Ожидание — один из величайших источников страданий.
Нашел новый паб. По необходимости искал что-нибудь неприметное. Часто слышал об «У Койла», в заднице Доминик-стрит. Чуть ли не городская легенда, со своей безнадежной репутацией. Слухи говорили, он никогда не закрывается — просто в полночь прикрывает двери, поддерживает тела на плаву. С утра двери распахиваются — и входит рассветная партия живой мертвечины. Единственное требование — деньги. Драки, ссоры, безумие не запрещались. Не одобрялись только приличия и гражданская сознательность — то есть столпы общества или вообще какая-либо принадлежность к обществу.
Последний порт захода перед улицей или могилой.
Когда туда занесло меня, никто не возражал. Пустой стул за стойкой — если не с моим именем, то как минимум под мое состояние.
Добро пожаловать в ад.
В свой первый сеанс я узнал немало лиц — лиц исчезнувших людей. Знакомых по школе, тех, с кем рос и кого давно считал мертвыми. В каком-то смысле не ошибался. Пока я заказывал большой виски, кое-кто помахал, хоть и слабо. Я услышал «Джек… Тейлор», и, может, вообразил «Что так долго-то?» Бармен/владелец Торгаш раньше был боксером и теперь выглядел так. будто не выиграл ни один бой. Кличка была связана с тем, что за деньги он бы продал что угодно, кого угодно, когда угодно. Он сюда явился не заводить друзей и не добиваться популярности, заботили его исключительно деньги.
Здоровый, лысый, с мертвыми желтыми глазами, он взглянул на меня, сказал:
— У нас только один виски — домашний. Идет?

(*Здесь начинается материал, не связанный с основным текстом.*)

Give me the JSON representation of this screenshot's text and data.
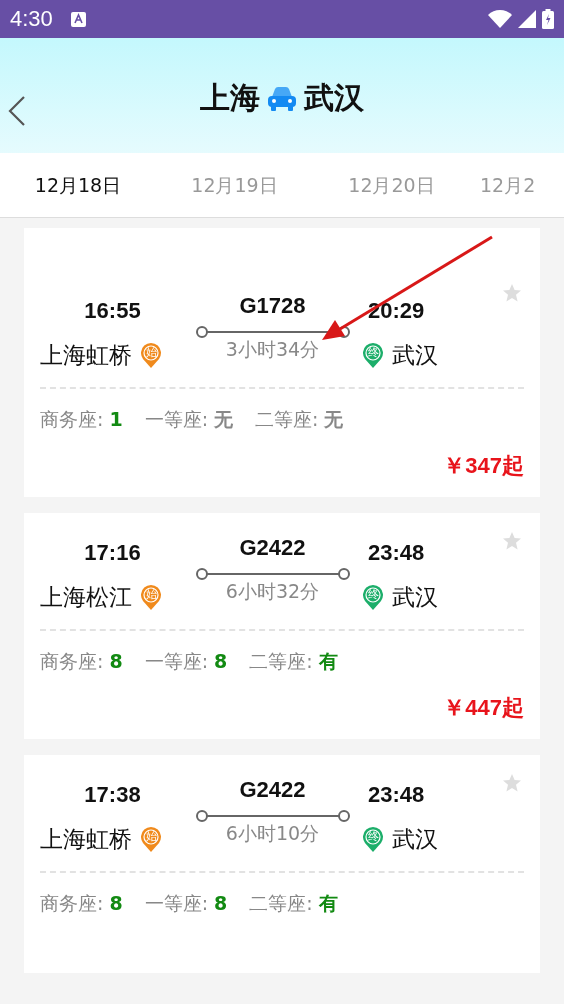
{
  "status_bar": {
    "time": "4:30"
  },
  "header": {
    "origin": "上海",
    "destination": "武汉"
  },
  "date_tabs": [
    {
      "label": "12月18日",
      "selected": true
    },
    {
      "label": "12月19日",
      "selected": false
    },
    {
      "label": "12月20日",
      "selected": false
    },
    {
      "label": "12月2",
      "selected": false
    }
  ],
  "trains": [
    {
      "depart_time": "16:55",
      "train_no": "G1728",
      "arrive_time": "20:29",
      "from_station": "上海虹桥",
      "from_pin": "始",
      "duration": "3小时34分",
      "to_pin": "终",
      "to_station": "武汉",
      "seats": [
        {
          "label": "商务座:",
          "value": "1",
          "available": true
        },
        {
          "label": "一等座:",
          "value": "无",
          "available": false
        },
        {
          "label": "二等座:",
          "value": "无",
          "available": false
        }
      ],
      "price": "￥347起"
    },
    {
      "depart_time": "17:16",
      "train_no": "G2422",
      "arrive_time": "23:48",
      "from_station": "上海松江",
      "from_pin": "始",
      "duration": "6小时32分",
      "to_pin": "终",
      "to_station": "武汉",
      "seats": [
        {
          "label": "商务座:",
          "value": "8",
          "available": true
        },
        {
          "label": "一等座:",
          "value": "8",
          "available": true
        },
        {
          "label": "二等座:",
          "value": "有",
          "available": true
        }
      ],
      "price": "￥447起"
    },
    {
      "depart_time": "17:38",
      "train_no": "G2422",
      "arrive_time": "23:48",
      "from_station": "上海虹桥",
      "from_pin": "始",
      "duration": "6小时10分",
      "to_pin": "终",
      "to_station": "武汉",
      "seats": [
        {
          "label": "商务座:",
          "value": "8",
          "available": true
        },
        {
          "label": "一等座:",
          "value": "8",
          "available": true
        },
        {
          "label": "二等座:",
          "value": "有",
          "available": true
        }
      ]
    }
  ]
}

«Домашний» может значить что угодно, от небрендового до самопала. Я кивнул, выложил деньги на стойку, и он налил, поставил передо мной. Мой рука тряслась, но как без этого. Я знал, что если глотну, то улечу со стула: 50 градусов крепости и на вкус как скипидар. Он спросил.
— Вкус устраивает?
На миг меня лишила речи сама близость спиртного, и он добавил:
— Будто тебе не насрать на вкус.
Клянусь, отходя, он усмехнулся. Там было написано, что в купаж добавлен потин — и я охотно верил. Над головой висело густое облако дыма, стены пожелтели от никотина. Здесь новый запрет на курение в пабах и т. д. мало что изменит. Я рискнул оглядеться, увидел бывшего копа, но сам он уже не видел ничего, сидел с нокаутированным выражением человека, который не встанет после десяти. Я ушел от стойки. За покоцанным столиком было свободно, я сел. Казалось, атмосфера попахивает дурдомом — то же ощущение глухого отчаяния. Парень напротив меня спросил:
— Как дела?
С намеком на вызов. Я взглянул на него, не торопясь, все делая медленно. Ему могло быть хоть двадцать, хоть шестьдесят, глаза — в расфокусе.
— Неплохо, — ответил я.
Похоже, он принял это за приглашение, подтащил стул и присоединился:
— У меня проблема с азартными играми.
Я чуть не рассмеялся, но сдержался, мрачно кивнул. Он показал на человека в углу, спросил:
— Видишь того?
Вспомнилась песня REM.
Я обозначил, что вижу, и он, все еще не сводя взгляда с человека в углу, сказал:
— Раньше был священником.
Я чуть не спросил: «И что случилось?»
Но вопрос был лишний как никогда. Парень рассмеялся — пронзительное хихиканье, не совсем истерика, но докинь еще подвывание — и будет самое оно, сказал:
— Да уж, был… так сюда и попадают.
Тут не поспоришь. Он уставился на меня, в голос вкралась жесткость:
— Ну а твоя история? Кем был ты?
Весь напрягся. Скакнул от дружелюбия к агрессии в долю секунды. Я спросил, подпустив твердости в свой голос:
— А разница?
Он громко хохотнул, потом резко встал, словно услышал боевой клич, и целеустремленно промаршировал прочь.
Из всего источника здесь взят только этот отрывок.